PyMuPDF post: https://github.com/pymupdf/PyMuPDF/discussions/3838 Problem file: https://github.com/user-attachments/files/16853235/test.pdf Problem detail: When extracting (plain) text from page 0, a completely different output is extracted than what is displayed by any PDF viewer (including MuPDF-GL), or extracted by other text extractors. For example (page 0), instead of extracting this: Your document is P1% aligned with OSHA standards. Let’s change that! the following text is extracted: Your document is 82.35% aligned wi th OSHA standards. Let’s change that! When semi-manually removing the StructureTreeRoot object from the PDF's catalog, behavior is "back to normal."
Report in PyMuPDF Discussions has been converted to a proper bug report: https://github.com/pymupdf/PyMuPDF/issues/3845
Object 462 in the structure tree contains the ActualText "Your document is 82.35% aligned with OSHA standards. Let\220s change that!" which replaces to the visual text "Your document is P1% aligned with OSHA standards. Let's change that!". As far as I read the PDF specification this ActualText should be taken into account when extracting text for searching, indexing, etc. a PDF. So I can't say that MuPDF is doing anything wrong here. It could be argued that MuPDF's fz_stext_device should have an option to ignore meta text, e.g. ActualText.

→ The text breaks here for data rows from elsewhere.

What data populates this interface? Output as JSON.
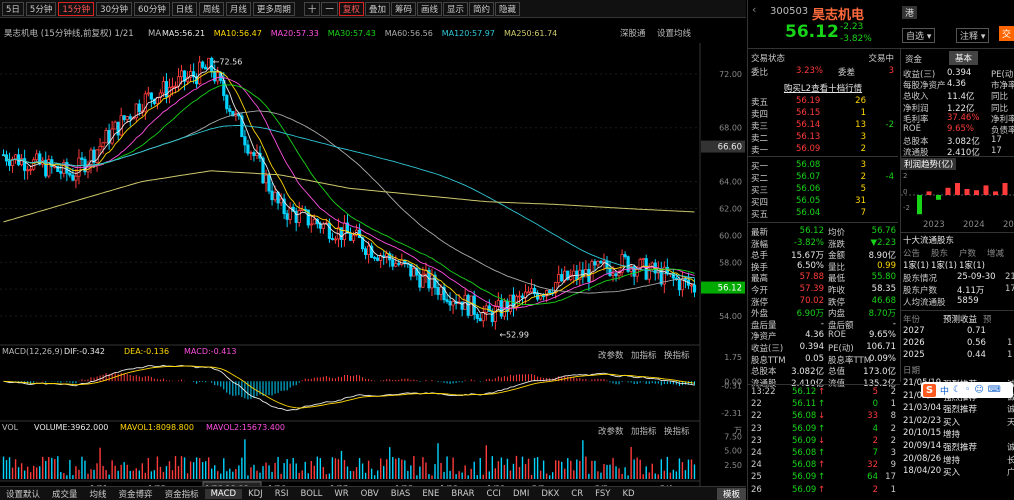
{
  "toolbar": {
    "periods": [
      "5日",
      "5分钟",
      "15分钟",
      "30分钟",
      "60分钟",
      "日线",
      "周线",
      "月线",
      "更多周期"
    ],
    "active_period": "15分钟",
    "tools": [
      "十",
      "一",
      "复权",
      "叠加",
      "筹码",
      "画线",
      "显示",
      "简约",
      "隐藏"
    ],
    "active_tool": "复权"
  },
  "chart": {
    "info_label": "昊志机电 (15分钟线,前复权) 1/21",
    "ma_label": "MA",
    "mas": [
      {
        "label": "MA5:56.21",
        "color": "#e8e8e8"
      },
      {
        "label": "MA10:56.47",
        "color": "#ffd700"
      },
      {
        "label": "MA20:57.33",
        "color": "#ff4fe1"
      },
      {
        "label": "MA30:57.43",
        "color": "#18d418"
      },
      {
        "label": "MA60:56.56",
        "color": "#aaaaaa"
      },
      {
        "label": "MA120:57.97",
        "color": "#2fc7d6"
      },
      {
        "label": "MA250:61.74",
        "color": "#cdc96b"
      }
    ],
    "top_links": [
      "深股通",
      "设置均线"
    ],
    "price_ticks": [
      "72.00",
      "68.00",
      "64.00",
      "62.00",
      "60.00",
      "58.00",
      "56.00",
      "54.00"
    ],
    "current_price_tag": "56.12",
    "highlight_tag": "66.60",
    "high_label": "72.56",
    "low_label": "52.99",
    "macd_label": "MACD(12,26,9)",
    "macd_values": [
      {
        "label": "DIF:-0.342",
        "color": "#e8e8e8"
      },
      {
        "label": "DEA:-0.136",
        "color": "#ffd700"
      },
      {
        "label": "MACD:-0.413",
        "color": "#ff4fe1"
      }
    ],
    "macd_ticks": [
      "1.75",
      "0.00",
      "-0.31",
      "-2.31"
    ],
    "vol_label": "VOL",
    "vol_values": [
      {
        "label": "VOLUME:3962.000",
        "color": "#e8e8e8"
      },
      {
        "label": "MAVOL1:8098.800",
        "color": "#ffd700"
      },
      {
        "label": "MAVOL2:15673.400",
        "color": "#ff4fe1"
      }
    ],
    "vol_ticks": [
      "万",
      "7.50",
      "5.00",
      "2.50"
    ],
    "panel_buttons": [
      "改参数",
      "加指标",
      "换指标"
    ],
    "dates": [
      "1/21",
      "1/22",
      "1/23,10:00",
      "1/26",
      "1/27",
      "1/28",
      "1/29",
      "1/30",
      "2/2",
      "2/3",
      "2/4"
    ],
    "indicator_tabs": [
      "设置默认",
      "成交量",
      "均线",
      "资金博弈",
      "资金指标",
      "MACD",
      "KDJ",
      "RSI",
      "BOLL",
      "WR",
      "OBV",
      "BIAS",
      "ENE",
      "BRAR",
      "CCI",
      "DMI",
      "DKX",
      "CR",
      "FSY",
      "KD"
    ],
    "active_indicator": "MACD",
    "bottom_right_tab": "模板"
  },
  "chart_data": {
    "type": "line",
    "title": "昊志机电 (15分钟线,前复权)",
    "x": [
      "1/21",
      "1/22",
      "1/23",
      "1/26",
      "1/27",
      "1/28",
      "1/29",
      "1/30",
      "2/2",
      "2/3",
      "2/4"
    ],
    "series": [
      {
        "name": "收盘价",
        "values": [
          66.0,
          64.5,
          70.0,
          72.5,
          62.0,
          60.0,
          57.0,
          54.0,
          56.5,
          58.0,
          56.12
        ]
      },
      {
        "name": "MA250",
        "values": [
          61.0,
          62.5,
          64.0,
          64.8,
          64.5,
          63.5,
          63.0,
          62.5,
          62.3,
          62.0,
          61.74
        ]
      }
    ],
    "ylim": [
      52,
      74
    ],
    "annotations": [
      "72.56",
      "52.99"
    ]
  },
  "right": {
    "code": "300503",
    "name": "昊志机电",
    "badge": "港",
    "price": "56.12",
    "change": "-2.23",
    "change_pct": "-3.82%",
    "buttons": [
      "自选",
      "注释",
      "交"
    ],
    "tabs": [
      "资金",
      "基本"
    ],
    "trade_status_label": "交易状态",
    "trade_status": "交易中",
    "weibi_label": "委比",
    "weibi": "3.23%",
    "weicha_label": "委差",
    "weicha": "3",
    "level2_text": "购买L2查看十档行情",
    "asks": [
      {
        "label": "卖五",
        "price": "56.19",
        "vol": "26",
        "chg": ""
      },
      {
        "label": "卖四",
        "price": "56.15",
        "vol": "1",
        "chg": ""
      },
      {
        "label": "卖三",
        "price": "56.14",
        "vol": "13",
        "chg": "-2"
      },
      {
        "label": "卖二",
        "price": "56.13",
        "vol": "3",
        "chg": ""
      },
      {
        "label": "卖一",
        "price": "56.09",
        "vol": "2",
        "chg": ""
      }
    ],
    "bids": [
      {
        "label": "买一",
        "price": "56.08",
        "vol": "3",
        "chg": ""
      },
      {
        "label": "买二",
        "price": "56.07",
        "vol": "2",
        "chg": "-4"
      },
      {
        "label": "买三",
        "price": "56.06",
        "vol": "5",
        "chg": ""
      },
      {
        "label": "买四",
        "price": "56.05",
        "vol": "31",
        "chg": ""
      },
      {
        "label": "买五",
        "price": "56.04",
        "vol": "7",
        "chg": ""
      }
    ],
    "stats": [
      [
        "最新",
        "56.12",
        "均价",
        "56.76"
      ],
      [
        "涨幅",
        "-3.82%",
        "涨跌",
        "▼2.23"
      ],
      [
        "总手",
        "15.67万",
        "金额",
        "8.90亿"
      ],
      [
        "换手",
        "6.50%",
        "量比",
        "0.99"
      ],
      [
        "最高",
        "57.88",
        "最低",
        "55.80"
      ],
      [
        "今开",
        "57.39",
        "昨收",
        "58.35"
      ],
      [
        "涨停",
        "70.02",
        "跌停",
        "46.68"
      ],
      [
        "外盘",
        "6.90万",
        "内盘",
        "8.70万"
      ],
      [
        "盘后量",
        "-",
        "盘后额",
        "-"
      ],
      [
        "净资产",
        "4.36",
        "ROE",
        "9.65%"
      ],
      [
        "收益(三)",
        "0.394",
        "PE(动)",
        "106.71"
      ],
      [
        "股息TTM",
        "0.05",
        "股息率TTM",
        "0.09%"
      ],
      [
        "总股本",
        "3.082亿",
        "总值",
        "173.0亿"
      ],
      [
        "流通股",
        "2.410亿",
        "流值",
        "135.2亿"
      ]
    ],
    "ticks": [
      [
        "13:22",
        "56.12",
        "5",
        "2"
      ],
      [
        "22",
        "56.11",
        "0",
        "1"
      ],
      [
        "22",
        "56.08",
        "33",
        "8"
      ],
      [
        "23",
        "56.09",
        "4",
        "2"
      ],
      [
        "23",
        "56.09",
        "2",
        "2"
      ],
      [
        "24",
        "56.08",
        "7",
        "3"
      ],
      [
        "24",
        "56.08",
        "32",
        "9"
      ],
      [
        "25",
        "56.09",
        "64",
        "17"
      ],
      [
        "26",
        "56.09",
        "2",
        "1"
      ]
    ],
    "fund": {
      "rows": [
        [
          "收益(三)",
          "0.394",
          "PE(动)",
          ""
        ],
        [
          "每股净资产",
          "4.36",
          "市净率",
          ""
        ],
        [
          "总收入",
          "11.4亿",
          "同比",
          ""
        ],
        [
          "净利润",
          "1.22亿",
          "同比",
          ""
        ],
        [
          "毛利率",
          "37.46%",
          "净利率",
          ""
        ],
        [
          "ROE",
          "9.65%",
          "负债率",
          ""
        ],
        [
          "总股本",
          "3.082亿",
          "17",
          ""
        ],
        [
          "流通股",
          "2.410亿",
          "17",
          ""
        ]
      ],
      "profit_title": "利润趋势(亿)",
      "bar_years": [
        "2023",
        "2024",
        "2025"
      ],
      "bar_values": [
        -1.6,
        0.3,
        -0.4,
        0.6,
        1.0,
        0.5,
        0.4,
        0.8,
        0.3,
        1.0
      ],
      "holder_title": "十大流通股东",
      "holder_header": [
        "公告",
        "股东",
        "户数",
        "增减"
      ],
      "holder_row": [
        "1家(1)",
        "1家(1)",
        "1家(1)"
      ],
      "holder_stats": [
        [
          "股东情况",
          "25-09-30",
          "21"
        ],
        [
          "股东户数",
          "4.11万",
          "17"
        ],
        [
          "人均流通股",
          "5859",
          ""
        ]
      ],
      "forecast_tabs": [
        "年份",
        "预测收益",
        "预"
      ],
      "forecast": [
        [
          "2027",
          "0.71",
          ""
        ],
        [
          "2026",
          "0.56",
          "1"
        ],
        [
          "2025",
          "0.44",
          "1"
        ]
      ],
      "rating_header": [
        "日期",
        "",
        ""
      ],
      "ratings": [
        [
          "21/05/19",
          "强烈推荐",
          "诚"
        ],
        [
          "21/03/24",
          "强烈推荐",
          "诚"
        ],
        [
          "21/03/04",
          "强烈推荐",
          "诚"
        ],
        [
          "21/02/23",
          "买入",
          "天"
        ],
        [
          "20/10/15",
          "增持",
          ""
        ],
        [
          "20/09/14",
          "强烈推荐",
          "诚"
        ],
        [
          "20/08/26",
          "增持",
          "长"
        ],
        [
          "18/04/20",
          "买入",
          "广"
        ]
      ],
      "ime": "中"
    }
  }
}
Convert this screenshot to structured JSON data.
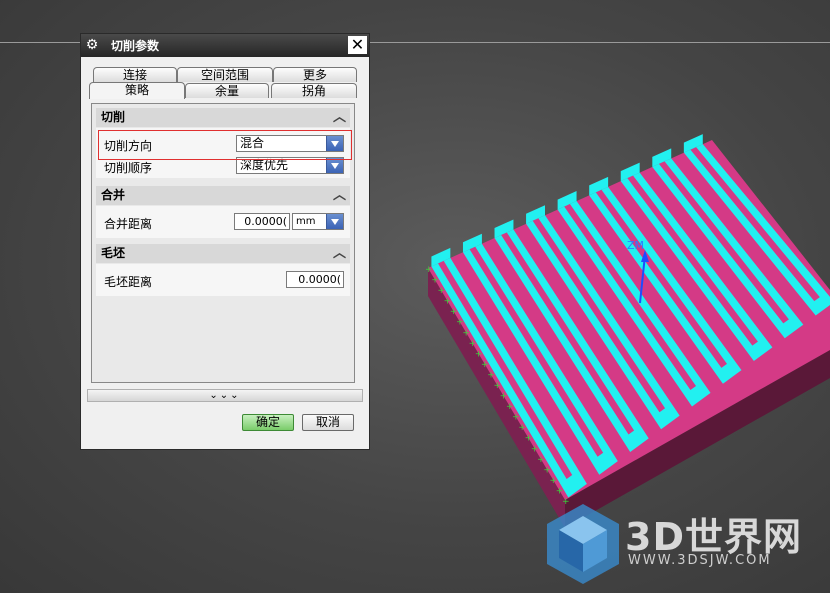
{
  "dialog": {
    "title": "切削参数",
    "icon": "gear-icon",
    "tabs_row1": [
      "连接",
      "空间范围",
      "更多"
    ],
    "tabs_row2": [
      "策略",
      "余量",
      "拐角"
    ],
    "active_tab": "策略",
    "sections": {
      "cut": {
        "title": "切削",
        "direction_label": "切削方向",
        "direction_value": "混合",
        "order_label": "切削顺序",
        "order_value": "深度优先"
      },
      "merge": {
        "title": "合并",
        "distance_label": "合并距离",
        "distance_value": "0.0000(",
        "unit": "mm"
      },
      "blank": {
        "title": "毛坯",
        "distance_label": "毛坯距离",
        "distance_value": "0.0000("
      }
    },
    "more_glyph": "⌄⌄⌄",
    "ok_label": "确定",
    "cancel_label": "取消"
  },
  "viewport": {
    "axis_label": "ZM",
    "colors": {
      "top": "#22f0f0",
      "groove": "#d43a86",
      "side_dark": "#5a1838",
      "side_mid": "#7a2250",
      "edge_marks": "#3cd23c"
    }
  },
  "watermark": {
    "brand": "3D世界网",
    "url": "WWW.3DSJW.COM"
  }
}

I think such an option would make sense. However, as in all similar cases, the programmer has no prior knowledge about that a situation needs extra care. After all, NOT delivering existing ActualText is also a problem that we just recently resolved. So it is challenging task to explain such a complex, non-intuitive situation.
I have a proposed patch that adds a device flag to inhibit actual text. If that is accepted during review I think that might be the best course of action here.
But I still think applying ActualText is a good default since the PDF spec proposes exactly that!
Fixed a while ago by commit 887a7b0bac393c3df1fc97fbdd4d933290974b1b Author: Sebastian Rasmussen <sebras@gmail.com> Date: Tue Sep 10 00:03:36 2024 +0200 Bug 708005: Add device flag to ignore ActualText replacing original text. This makes it possible for users to opt out of using ActualText when extracting the text.